Размер шрифта
-
+

Ради радости - стр. 31

По этим вкладышам можно порой догадаться, какому празднику предназначалось жаркое или пирог, чьи следы отпечатались на листке разлинованной школьной тетради. Вот, скажем, рецепт гуся с яблоками – это конечно же Новый год или Рождество: это ёлка, гирлянды и свечи, оранжевые мандарины и непременный салат «оливье», это ожидание счастья, которое в нас сохраняется на всю жизнь.

А вот рецепт пасхального кулича: сразу же представляешь апрельское ясное утро, счастливых старушек, бредущих от службы, пасхальные возгласы и поцелуи и горку малиновых, синих, зелёных и пёстрых яиц на столе.

Рецепт окрошки – это, скорей всего, Троицин день, когда храмы пахнут берёзой, а поселковая наша околица – свежескошенным сеном.

А сладкие пироги – это дни рождения детей. Духовка раскрыта – она пышет жаром, – а масляный противень глухо гремит, когда по нему расстилают корж теста и заливают его ярко-алым вишнёвым вареньем. И та девочка, что зачарованно смотрит на эту картину, – девочка, которая спустя много лет сама станет бабушкой и будет печь внукам праздничные пироги, – не будет ли и она воскрешать в памяти этот вишнёвый пирог как самое сладкое воспоминание жизни?


ЛЕДЕНЕЦ. Можно, конечно, сварить леденец самому, как мы это и делали в детстве. Берёшь ложку сахара, держишь её над огнём – сахар тает, желтеет, и вязкий сироп начинает кипеть. Янтарные пузыри разбухают и лопаются, и тогда убираешь с огня закопченную ложку, чтоб твой леденец остыл.

Его сладкий, с оттенком горелого, вкус памятен до сих пор, и памятно то удивление, с каким я наблюдал переход вещества из одного состояния в другое. Только что в ложке был сахар, сыпучий и белый, вот в ней пузырится вязкая карамель, а вот уже, стукнув ложкой о стол, я выбиваю из неё гладкий и твёрдый, как камень, кусок леденца.

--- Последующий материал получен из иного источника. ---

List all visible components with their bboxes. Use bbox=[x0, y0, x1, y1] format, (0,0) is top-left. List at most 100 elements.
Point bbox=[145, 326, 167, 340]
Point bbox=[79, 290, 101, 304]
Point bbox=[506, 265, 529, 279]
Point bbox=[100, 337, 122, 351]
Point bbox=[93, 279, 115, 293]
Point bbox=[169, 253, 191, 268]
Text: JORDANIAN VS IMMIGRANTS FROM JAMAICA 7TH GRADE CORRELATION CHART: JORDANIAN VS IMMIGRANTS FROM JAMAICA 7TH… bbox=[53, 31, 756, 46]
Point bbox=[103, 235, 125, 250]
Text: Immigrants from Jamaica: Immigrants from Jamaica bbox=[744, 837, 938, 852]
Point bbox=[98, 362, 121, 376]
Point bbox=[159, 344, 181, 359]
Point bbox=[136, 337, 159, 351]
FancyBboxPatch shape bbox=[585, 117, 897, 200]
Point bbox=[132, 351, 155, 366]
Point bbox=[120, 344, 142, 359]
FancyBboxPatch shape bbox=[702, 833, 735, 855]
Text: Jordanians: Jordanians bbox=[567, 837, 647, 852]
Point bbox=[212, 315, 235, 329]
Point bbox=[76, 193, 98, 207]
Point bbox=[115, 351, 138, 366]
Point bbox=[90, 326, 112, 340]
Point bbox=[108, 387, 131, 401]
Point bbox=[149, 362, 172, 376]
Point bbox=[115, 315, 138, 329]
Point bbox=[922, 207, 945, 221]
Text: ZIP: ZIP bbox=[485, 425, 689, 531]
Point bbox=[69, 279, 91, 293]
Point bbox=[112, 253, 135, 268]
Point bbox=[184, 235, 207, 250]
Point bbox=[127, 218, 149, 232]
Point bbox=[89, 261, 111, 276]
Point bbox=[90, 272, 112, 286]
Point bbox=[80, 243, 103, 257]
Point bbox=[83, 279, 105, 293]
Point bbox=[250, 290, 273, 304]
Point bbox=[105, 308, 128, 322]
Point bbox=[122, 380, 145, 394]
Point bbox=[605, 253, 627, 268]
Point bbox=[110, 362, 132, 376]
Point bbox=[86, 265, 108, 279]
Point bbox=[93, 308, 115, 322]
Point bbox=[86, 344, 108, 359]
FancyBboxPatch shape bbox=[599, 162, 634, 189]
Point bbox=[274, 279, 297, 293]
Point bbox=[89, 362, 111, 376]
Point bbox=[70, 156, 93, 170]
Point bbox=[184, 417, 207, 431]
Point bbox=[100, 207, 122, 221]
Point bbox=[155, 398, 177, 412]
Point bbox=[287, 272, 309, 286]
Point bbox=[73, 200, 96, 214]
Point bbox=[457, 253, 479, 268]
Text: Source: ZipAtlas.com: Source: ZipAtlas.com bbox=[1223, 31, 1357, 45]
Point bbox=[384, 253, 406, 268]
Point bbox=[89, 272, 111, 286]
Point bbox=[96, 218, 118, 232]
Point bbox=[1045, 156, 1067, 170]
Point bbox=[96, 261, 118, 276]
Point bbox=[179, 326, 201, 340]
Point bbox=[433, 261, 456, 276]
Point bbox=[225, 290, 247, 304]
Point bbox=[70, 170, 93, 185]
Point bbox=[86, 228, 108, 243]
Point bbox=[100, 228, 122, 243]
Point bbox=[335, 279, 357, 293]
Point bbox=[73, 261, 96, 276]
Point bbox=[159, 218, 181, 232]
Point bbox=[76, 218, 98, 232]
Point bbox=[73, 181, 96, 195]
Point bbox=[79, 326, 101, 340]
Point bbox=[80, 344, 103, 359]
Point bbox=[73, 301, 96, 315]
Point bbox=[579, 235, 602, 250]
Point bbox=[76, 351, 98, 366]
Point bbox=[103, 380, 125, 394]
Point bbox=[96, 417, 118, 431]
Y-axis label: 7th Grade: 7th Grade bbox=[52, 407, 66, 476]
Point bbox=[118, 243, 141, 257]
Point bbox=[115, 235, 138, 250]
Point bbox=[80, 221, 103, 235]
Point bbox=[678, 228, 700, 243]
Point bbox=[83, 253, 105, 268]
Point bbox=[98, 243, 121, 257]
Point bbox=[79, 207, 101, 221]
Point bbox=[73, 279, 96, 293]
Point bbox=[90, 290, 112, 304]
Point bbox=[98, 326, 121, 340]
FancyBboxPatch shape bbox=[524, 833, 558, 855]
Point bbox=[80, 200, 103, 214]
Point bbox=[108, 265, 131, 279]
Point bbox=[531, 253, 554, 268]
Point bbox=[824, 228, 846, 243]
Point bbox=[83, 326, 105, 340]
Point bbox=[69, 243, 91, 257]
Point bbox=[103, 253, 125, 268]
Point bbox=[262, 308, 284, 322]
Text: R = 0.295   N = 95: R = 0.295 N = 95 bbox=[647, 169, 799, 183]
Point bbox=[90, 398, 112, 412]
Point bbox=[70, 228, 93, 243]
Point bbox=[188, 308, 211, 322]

Но ещё большее удивление и восхищение вызывал «петушок на палочке» – популярное лакомство прежних лет. Эти леденцы продавались обычно с лотков во время каких-нибудь празднеств или гуляний. Помнишь, спрашиваю я самого же себя, как лежали они, слипшись боками, на вощёной бумаге торговца и с каким целующимся звуком отлеплялись один от другого? Цвет леденца был обычно янтарным, хотя попадались и красные, и зелёные петушки. А размер его был таким, что, засунутый в рот целиком, леденец выпирал изнутри детских щёк и раздвигал губы в оцепенелой улыбке, посередине которой торчала липкая палочка-черенок.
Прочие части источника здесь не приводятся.